Classification of Handwritten Digits








ASSIGNMENT

Code the algorithm below in MATLAB or R for classification of handwritten digits.

ALGORITHM

  1. Training: For each class 0-9 of training digits, compute the SVD and take the first 10 singular vectors as basis matrix for the class.
  2. Classification: For each digit in the test set, compute its relative residual in all 10 bases. Classify as the one with the smallest relative residual. Check if it was correctly classified. Count and give the percentage of correctly classified digits.
  3. If time permits: make experiments to see if 10 is the optimal number of basis vectors.

DATA

The test data are available at the URL https://users.mai.liu.se/larel04/kurser/. Two sets of files are provided: Those with extension .mat are for Matlab users and those with extension .dat are for R users. When downloading you must write the full address to each file, e.g. https://users.mai.liu.se/larel04/kurser/dzip.dat

  1. dzip.mat and azip.mat: (for R users dzip.dat and azip.dat:) the first is a vector that holds the digits (the number) and the second is an array of dimension 256 x 1707 that holds the training images. The images are vectors of dimension 256, that have been constructed from 16 x 16 images.
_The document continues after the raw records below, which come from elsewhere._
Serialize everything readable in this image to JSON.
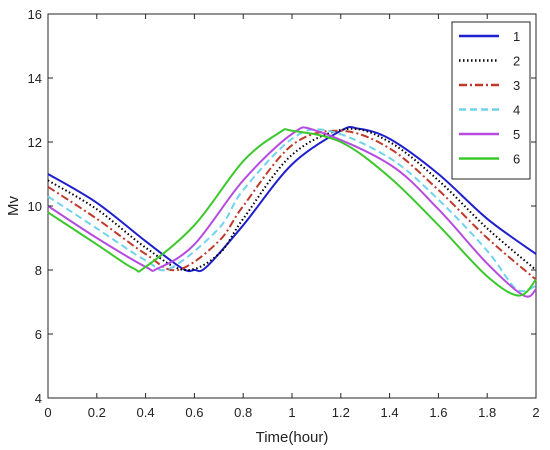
{
  "chart_data": {
    "type": "line",
    "title": "",
    "xlabel": "Time(hour)",
    "ylabel": "Mv",
    "xlim": [
      0,
      2
    ],
    "ylim": [
      4,
      16
    ],
    "xticks": [
      "0",
      "0.2",
      "0.4",
      "0.6",
      "0.8",
      "1",
      "1.2",
      "1.4",
      "1.6",
      "1.8",
      "2"
    ],
    "yticks": [
      "4",
      "6",
      "8",
      "10",
      "12",
      "14",
      "16"
    ],
    "grid": false,
    "legend_position": "top-right",
    "series": [
      {
        "name": "1",
        "color": "#1f1fcf",
        "dash": "solid",
        "x": [
          0,
          0.2,
          0.4,
          0.55,
          0.6,
          0.65,
          0.8,
          1.0,
          1.2,
          1.27,
          1.4,
          1.6,
          1.8,
          2.0
        ],
        "y": [
          11.0,
          10.1,
          8.9,
          8.05,
          8.0,
          8.1,
          9.4,
          11.3,
          12.35,
          12.42,
          12.1,
          11.0,
          9.6,
          8.5
        ]
      },
      {
        "name": "2",
        "color": "#000000",
        "dash": "dotted",
        "x": [
          0,
          0.2,
          0.4,
          0.56,
          0.7,
          0.8,
          1.0,
          1.22,
          1.4,
          1.6,
          1.8,
          2.0
        ],
        "y": [
          10.8,
          9.9,
          8.7,
          8.0,
          8.5,
          9.6,
          11.6,
          12.4,
          12.0,
          10.8,
          9.3,
          8.0
        ]
      },
      {
        "name": "3",
        "color": "#c0392b",
        "dash": "dashdot",
        "x": [
          0,
          0.2,
          0.4,
          0.53,
          0.7,
          0.8,
          1.0,
          1.2,
          1.4,
          1.6,
          1.8,
          2.0
        ],
        "y": [
          10.6,
          9.6,
          8.5,
          8.0,
          8.9,
          10.0,
          11.9,
          12.35,
          11.8,
          10.5,
          9.0,
          7.7
        ]
      },
      {
        "name": "4",
        "color": "#6fd3ec",
        "dash": "dashed",
        "x": [
          0,
          0.2,
          0.4,
          0.5,
          0.7,
          0.8,
          1.0,
          1.15,
          1.4,
          1.6,
          1.8,
          1.92,
          2.0
        ],
        "y": [
          10.3,
          9.3,
          8.3,
          8.05,
          9.3,
          10.5,
          12.1,
          12.35,
          11.5,
          10.2,
          8.6,
          7.4,
          7.5
        ]
      },
      {
        "name": "5",
        "color": "#b64be0",
        "dash": "solid",
        "x": [
          0,
          0.2,
          0.4,
          0.45,
          0.6,
          0.8,
          1.0,
          1.1,
          1.4,
          1.6,
          1.8,
          1.95,
          2.0
        ],
        "y": [
          10.0,
          9.0,
          8.1,
          8.05,
          8.8,
          10.8,
          12.25,
          12.35,
          11.3,
          9.9,
          8.2,
          7.2,
          7.4
        ]
      },
      {
        "name": "6",
        "color": "#3cc82d",
        "dash": "solid",
        "x": [
          0,
          0.2,
          0.35,
          0.4,
          0.6,
          0.8,
          0.95,
          1.0,
          1.2,
          1.4,
          1.6,
          1.8,
          1.93,
          2.0
        ],
        "y": [
          9.8,
          8.8,
          8.05,
          8.1,
          9.4,
          11.4,
          12.3,
          12.35,
          12.0,
          10.9,
          9.4,
          7.8,
          7.2,
          7.7
        ]
      }
    ]
  }
}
  2. dtest.mat and testzip.mat (for R dtest.dat and testzip.dat) hold the test data.

  3. Matlab: ima2.m takes an image vector as input and displays it.
  4. R: Download the file image-R.txt for instructions on how to display digits.

The data are a subset of the US Postal Service Database, and we downloaded them from the webpage of the book The Elements of Statistical Learning, Hastie, Tibshirani and Friedman (2001). Springer-Verlag.